Monday, October 20, 2008

Speech On Saturday

Like roughtly 100,000 other people, I went down to the arch to hear Barack Obama speak on Saturday. I have a terrible sense of the national impact of events I'm part of (I famously thought that I had till the 6:00 news before word got out about the towers falling) and this was no exception.

I haven't attended an event that large in a long time and I forgot how much difference it makes being at a live event. While watching on the news would have given me a much better view, it was just incredible to see that many people. I was so far away that I spent a lot of the time helping out my neighbors pick out which one Obama was "see the lights, go down 45 degrees, he's in a white shirt". Here, I'll show you:


See him?

2 comments:

Josh Koenig said...

How was the speech?

Frank Robbins, LEED AP said...

The speech was pretty good. I think he spent a little more time on tax policy than I needed to hear. He was responding to attacks and diffusing the socialism accusation. It was for the cameras and the pundits to parse afterwards, not for the 100K people gathered there. He described a program that sounded close to the German's Bundesjahr, which would allow for free college to people who served in the army, worked at a hospital, joined the peace corps or worked as a volunteer in an underserved community. I dug on that, and so did the crowd (lots of people with kids where I was).

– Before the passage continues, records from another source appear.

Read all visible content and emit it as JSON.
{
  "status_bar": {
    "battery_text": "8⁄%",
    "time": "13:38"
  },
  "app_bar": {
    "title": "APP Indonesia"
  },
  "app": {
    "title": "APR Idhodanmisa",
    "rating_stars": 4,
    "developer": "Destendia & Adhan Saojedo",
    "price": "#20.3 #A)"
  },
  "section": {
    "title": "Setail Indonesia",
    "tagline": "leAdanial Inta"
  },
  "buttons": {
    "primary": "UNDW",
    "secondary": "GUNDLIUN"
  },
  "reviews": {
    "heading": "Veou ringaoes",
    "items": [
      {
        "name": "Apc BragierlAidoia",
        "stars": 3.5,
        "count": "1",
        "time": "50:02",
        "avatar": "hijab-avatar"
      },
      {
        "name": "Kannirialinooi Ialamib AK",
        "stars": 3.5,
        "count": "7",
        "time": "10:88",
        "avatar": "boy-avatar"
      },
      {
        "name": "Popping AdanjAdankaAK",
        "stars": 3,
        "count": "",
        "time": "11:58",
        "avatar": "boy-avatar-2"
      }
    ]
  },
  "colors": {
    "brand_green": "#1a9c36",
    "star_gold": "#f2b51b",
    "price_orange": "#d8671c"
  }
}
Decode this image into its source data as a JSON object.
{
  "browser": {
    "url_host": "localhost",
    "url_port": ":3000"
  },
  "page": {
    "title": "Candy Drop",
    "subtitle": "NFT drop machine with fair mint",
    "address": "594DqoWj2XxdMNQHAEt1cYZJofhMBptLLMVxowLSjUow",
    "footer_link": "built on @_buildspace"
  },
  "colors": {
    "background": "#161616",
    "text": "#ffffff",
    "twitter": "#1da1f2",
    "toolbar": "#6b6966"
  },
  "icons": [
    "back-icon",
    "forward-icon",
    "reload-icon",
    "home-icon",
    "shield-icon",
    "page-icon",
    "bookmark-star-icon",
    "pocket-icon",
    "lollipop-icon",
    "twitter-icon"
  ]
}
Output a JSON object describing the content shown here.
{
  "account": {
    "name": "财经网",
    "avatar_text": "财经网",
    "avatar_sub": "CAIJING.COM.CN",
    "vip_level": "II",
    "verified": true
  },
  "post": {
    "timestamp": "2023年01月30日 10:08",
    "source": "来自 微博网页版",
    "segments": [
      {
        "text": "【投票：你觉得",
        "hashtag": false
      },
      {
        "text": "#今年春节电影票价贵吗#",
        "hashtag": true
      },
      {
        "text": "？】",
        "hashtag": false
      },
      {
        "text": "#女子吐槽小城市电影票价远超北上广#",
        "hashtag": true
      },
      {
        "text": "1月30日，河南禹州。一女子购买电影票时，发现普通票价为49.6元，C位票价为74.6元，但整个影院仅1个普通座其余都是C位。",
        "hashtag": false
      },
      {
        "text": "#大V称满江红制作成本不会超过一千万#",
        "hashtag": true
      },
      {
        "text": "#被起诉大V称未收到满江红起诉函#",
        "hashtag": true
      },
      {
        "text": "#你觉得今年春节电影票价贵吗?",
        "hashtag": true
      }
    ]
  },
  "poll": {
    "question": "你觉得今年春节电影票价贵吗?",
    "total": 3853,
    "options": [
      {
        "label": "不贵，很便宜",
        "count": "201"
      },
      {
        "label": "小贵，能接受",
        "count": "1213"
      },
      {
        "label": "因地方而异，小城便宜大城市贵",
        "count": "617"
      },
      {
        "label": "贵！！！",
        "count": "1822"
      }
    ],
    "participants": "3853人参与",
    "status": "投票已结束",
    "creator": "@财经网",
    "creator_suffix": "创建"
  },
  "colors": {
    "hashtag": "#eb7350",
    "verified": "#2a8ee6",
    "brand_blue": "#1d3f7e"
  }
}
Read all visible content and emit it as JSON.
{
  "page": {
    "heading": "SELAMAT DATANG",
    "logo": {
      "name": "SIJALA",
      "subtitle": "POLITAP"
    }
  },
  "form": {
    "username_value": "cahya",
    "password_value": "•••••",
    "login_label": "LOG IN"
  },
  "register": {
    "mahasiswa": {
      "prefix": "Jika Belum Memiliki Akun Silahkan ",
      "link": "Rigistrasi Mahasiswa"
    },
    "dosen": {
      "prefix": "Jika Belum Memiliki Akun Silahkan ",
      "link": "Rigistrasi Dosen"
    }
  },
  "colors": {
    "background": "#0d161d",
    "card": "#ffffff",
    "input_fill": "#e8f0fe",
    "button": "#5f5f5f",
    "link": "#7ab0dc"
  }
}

The last paragraph brought it home to the whole generational promise of America, that we are all here becuase either we or those who came before us sacrificed in the hopes that their children would live a better life. It's nothing too new, but somehow he was able to phrase it and say it in such a way that made a third and fourh generation German, Canuck, Czech and Russian like me feel like I shared something with him and everyone there. Dunno if it was the crowd, the previous parts of the speech, or my private hopes and dreams for Freddy, but that seemed to melt the jade right off.